Womble Carlyle is not the only law firm recognizing the potential of a tech practice in Charlotte. The Charlotte office of Atlanta-based Morris, Manning & Martin announced Friday the hiring of three attorneys, including Jeff Hay, who specializes in emerging growth and technology

Todd brings IPO experience

Todd focuses in the areas of corporate finance, mergers and acquisitions and general corporate representation of emerging growth companies. His corporate finance experience includes representing a number of underwriters in public and private offerings of debt and equity securities, and he has served as issuer’s counsel in connection with numerous public and private offerings. In addition, he has represented venture capitalists and emerging companies, including several technology companies, in connection wit both early and late stage financings. In the last five years, he has been involved with 10 public offerings, five of them IPOs.

Todd says people shouldn’t be surprised by his move to Charlotte.

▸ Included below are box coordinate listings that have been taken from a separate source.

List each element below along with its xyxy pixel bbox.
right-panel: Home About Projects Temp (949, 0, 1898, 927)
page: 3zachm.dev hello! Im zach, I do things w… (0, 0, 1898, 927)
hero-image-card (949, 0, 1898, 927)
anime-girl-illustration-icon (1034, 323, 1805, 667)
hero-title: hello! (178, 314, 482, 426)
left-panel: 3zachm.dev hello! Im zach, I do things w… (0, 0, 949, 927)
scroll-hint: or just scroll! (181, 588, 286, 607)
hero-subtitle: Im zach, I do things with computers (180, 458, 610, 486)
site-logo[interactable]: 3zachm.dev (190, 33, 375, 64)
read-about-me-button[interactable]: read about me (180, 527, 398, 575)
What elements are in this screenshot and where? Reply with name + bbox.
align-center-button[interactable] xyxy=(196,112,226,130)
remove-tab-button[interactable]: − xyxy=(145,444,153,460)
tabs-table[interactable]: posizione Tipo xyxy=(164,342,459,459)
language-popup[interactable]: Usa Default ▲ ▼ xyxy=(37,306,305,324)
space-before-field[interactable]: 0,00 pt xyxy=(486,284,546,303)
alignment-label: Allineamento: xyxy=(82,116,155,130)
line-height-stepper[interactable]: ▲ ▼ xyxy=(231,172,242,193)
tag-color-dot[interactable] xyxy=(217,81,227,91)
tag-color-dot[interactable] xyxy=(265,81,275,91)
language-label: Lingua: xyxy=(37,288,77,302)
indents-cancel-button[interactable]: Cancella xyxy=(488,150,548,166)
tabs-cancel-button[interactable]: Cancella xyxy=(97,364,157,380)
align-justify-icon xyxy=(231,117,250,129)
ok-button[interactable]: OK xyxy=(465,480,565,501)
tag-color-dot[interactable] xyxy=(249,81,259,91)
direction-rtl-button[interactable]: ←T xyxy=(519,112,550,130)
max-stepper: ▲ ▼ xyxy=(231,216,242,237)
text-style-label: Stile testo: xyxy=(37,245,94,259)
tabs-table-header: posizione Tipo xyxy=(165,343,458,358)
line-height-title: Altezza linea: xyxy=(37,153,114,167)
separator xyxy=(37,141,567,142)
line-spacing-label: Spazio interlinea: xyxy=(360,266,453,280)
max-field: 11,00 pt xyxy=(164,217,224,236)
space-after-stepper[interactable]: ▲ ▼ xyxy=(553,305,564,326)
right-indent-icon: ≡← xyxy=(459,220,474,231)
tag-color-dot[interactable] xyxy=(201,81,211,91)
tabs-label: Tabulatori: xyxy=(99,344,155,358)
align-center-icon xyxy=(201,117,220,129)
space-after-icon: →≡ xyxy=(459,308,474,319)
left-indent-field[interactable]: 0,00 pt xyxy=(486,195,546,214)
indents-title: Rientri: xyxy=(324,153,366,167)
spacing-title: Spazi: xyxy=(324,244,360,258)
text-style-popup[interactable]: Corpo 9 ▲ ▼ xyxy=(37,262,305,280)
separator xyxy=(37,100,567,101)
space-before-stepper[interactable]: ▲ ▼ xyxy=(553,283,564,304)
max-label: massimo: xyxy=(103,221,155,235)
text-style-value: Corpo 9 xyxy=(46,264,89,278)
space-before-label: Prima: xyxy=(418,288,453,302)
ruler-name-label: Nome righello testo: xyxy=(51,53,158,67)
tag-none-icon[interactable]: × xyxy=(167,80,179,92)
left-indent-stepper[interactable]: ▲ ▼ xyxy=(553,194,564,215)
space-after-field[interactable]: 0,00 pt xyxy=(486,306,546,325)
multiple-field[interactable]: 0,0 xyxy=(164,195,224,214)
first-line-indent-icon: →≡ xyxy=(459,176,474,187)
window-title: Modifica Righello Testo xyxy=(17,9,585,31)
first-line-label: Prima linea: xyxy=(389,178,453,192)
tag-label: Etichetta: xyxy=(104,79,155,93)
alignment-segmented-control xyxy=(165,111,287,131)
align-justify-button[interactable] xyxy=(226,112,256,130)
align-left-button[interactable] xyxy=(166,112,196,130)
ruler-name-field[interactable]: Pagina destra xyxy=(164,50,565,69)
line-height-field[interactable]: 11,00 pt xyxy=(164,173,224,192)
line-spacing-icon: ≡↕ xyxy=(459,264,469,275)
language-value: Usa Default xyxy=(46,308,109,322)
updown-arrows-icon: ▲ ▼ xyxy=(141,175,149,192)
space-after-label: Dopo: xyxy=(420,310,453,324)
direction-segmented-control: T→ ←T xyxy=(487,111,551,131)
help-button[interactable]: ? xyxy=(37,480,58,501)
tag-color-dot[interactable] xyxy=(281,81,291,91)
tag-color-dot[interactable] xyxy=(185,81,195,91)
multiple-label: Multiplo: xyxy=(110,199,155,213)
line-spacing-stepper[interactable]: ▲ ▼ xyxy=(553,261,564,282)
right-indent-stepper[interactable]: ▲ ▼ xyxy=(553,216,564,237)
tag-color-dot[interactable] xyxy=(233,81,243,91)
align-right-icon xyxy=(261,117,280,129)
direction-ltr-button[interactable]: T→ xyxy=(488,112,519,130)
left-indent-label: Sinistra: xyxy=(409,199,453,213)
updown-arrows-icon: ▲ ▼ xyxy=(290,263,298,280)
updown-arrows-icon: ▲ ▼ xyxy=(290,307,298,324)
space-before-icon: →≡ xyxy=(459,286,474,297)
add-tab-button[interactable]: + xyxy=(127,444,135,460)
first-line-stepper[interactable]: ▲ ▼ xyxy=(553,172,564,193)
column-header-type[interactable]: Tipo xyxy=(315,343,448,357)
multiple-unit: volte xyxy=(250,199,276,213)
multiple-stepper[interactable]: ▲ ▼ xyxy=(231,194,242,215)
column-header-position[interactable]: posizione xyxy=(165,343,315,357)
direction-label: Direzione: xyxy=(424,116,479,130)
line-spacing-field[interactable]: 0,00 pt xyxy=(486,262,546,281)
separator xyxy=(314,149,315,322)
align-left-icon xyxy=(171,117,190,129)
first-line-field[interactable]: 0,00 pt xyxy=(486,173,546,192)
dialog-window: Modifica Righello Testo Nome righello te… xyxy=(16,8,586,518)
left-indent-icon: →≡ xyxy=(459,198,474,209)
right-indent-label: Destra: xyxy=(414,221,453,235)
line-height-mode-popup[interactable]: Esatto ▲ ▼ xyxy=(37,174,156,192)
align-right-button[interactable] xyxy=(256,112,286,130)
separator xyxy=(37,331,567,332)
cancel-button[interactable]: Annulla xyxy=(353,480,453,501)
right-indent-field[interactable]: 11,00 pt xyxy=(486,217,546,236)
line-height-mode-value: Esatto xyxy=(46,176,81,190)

“Those who are skeptical about technology are not in tune with the future,” he says. “The market opportunity in Charlotte is huge, and there currently isn’t a lot of competition.”

He adds that the company will soon be introducing a variety of automated tools that will “lower the cost of executing financial transactions and make our services faster and more value-added.”

Lockhart shares the firm’s commitment

Womble Carlyle’s commitment to technology and tech firms was also a major draw for Ashe Lockhart, who founded his firm in February 2000. “(Womble Carlyle partner) Cy Johnson approached me about joining the firm almost before I opened my doors, and kept in touch with me,” he explains. “As my practice grew and I needed the expertise of additional lawyers, I turned to Cy and his firm.

“By working with them closely, I found that they were sensitive to the unique situation of start-ups — although they are small and may not generate much revenue, they require a sophisticated level of legal services. Yet you have to be sensitive about how to bill them. Womble Carlyle showed me they were responsive and able to deliver the services to these firms at a reasonable cost.”

Todd says his and Lockhart’s roles are “completely compatible. Ashe’s experience is primarily with early stage companies, and mine is more with later stage start-ups.” They are joined by attorney Ted Claypoole, who handles tech law full-time.

Lockhart explains that tech law is not a discrete body of law. “Rather it’s how you apply the principles of existing law — such as contract law or employment law — to this unique and quickly growing industry,” he explains. “It’s the fluidity of this industry that makes it so different form traditional businesses.”

For example, procedures and structures set up in a firm’s earliest stages can affect how attractive it will be in a few years as a possible acquisition or how easily it can go public. In tech firms, Lockhart notes, intellectual property is often a major concern, so companies often write employee contracts in such as way that workers can’t take the company’s work or clients with them if they leave. “If potential buyers think employees will leave with the firm’s ideas, they are less likely to want to purchase it,” he says.

Todd is just one of a number of Womble Carlyle attorneys Lockhart can call on to serve his clients. Adds Lockhart, “I’m the point man who draws on the firm’s resources and assembles a team to help my clients meet their goals — whatever they are.”

Lockhart says no one should be surprised that high tech law is growing in Charlotte. “Charlotte is a major financial center, a major distribution center and a manufacturing center,” he explains. “Technology lends itself to helping these businesses be more efficient and more valuable. Technology is a means to take what we have and make it better.”

Morris Manning expands tech practice

At Morris Manning, Charlotte managing partner Bob Donlon says the expansion signifies the importance of technology.

“It’s true that Charlotte’s tech community is not as deep as Atlanta’s or RTP’s, but it is a good place for our firm, which also has large healthcare, insurance and commercial real estate practices,” he explains. “The presence of the banks is helpful, as is Charlotte’s economic vibrancy.”

Before moving to Morris Manning, Hay was co-head of the emerging growth and technology practice for McGuire Woods. During his 18 years of corporate law experience, he has specialized in technology, venture capital, private equity, mergers and acquisitions and alliances and joint ventures. He is past chairman of the Metrolina Entrepreneurial Council.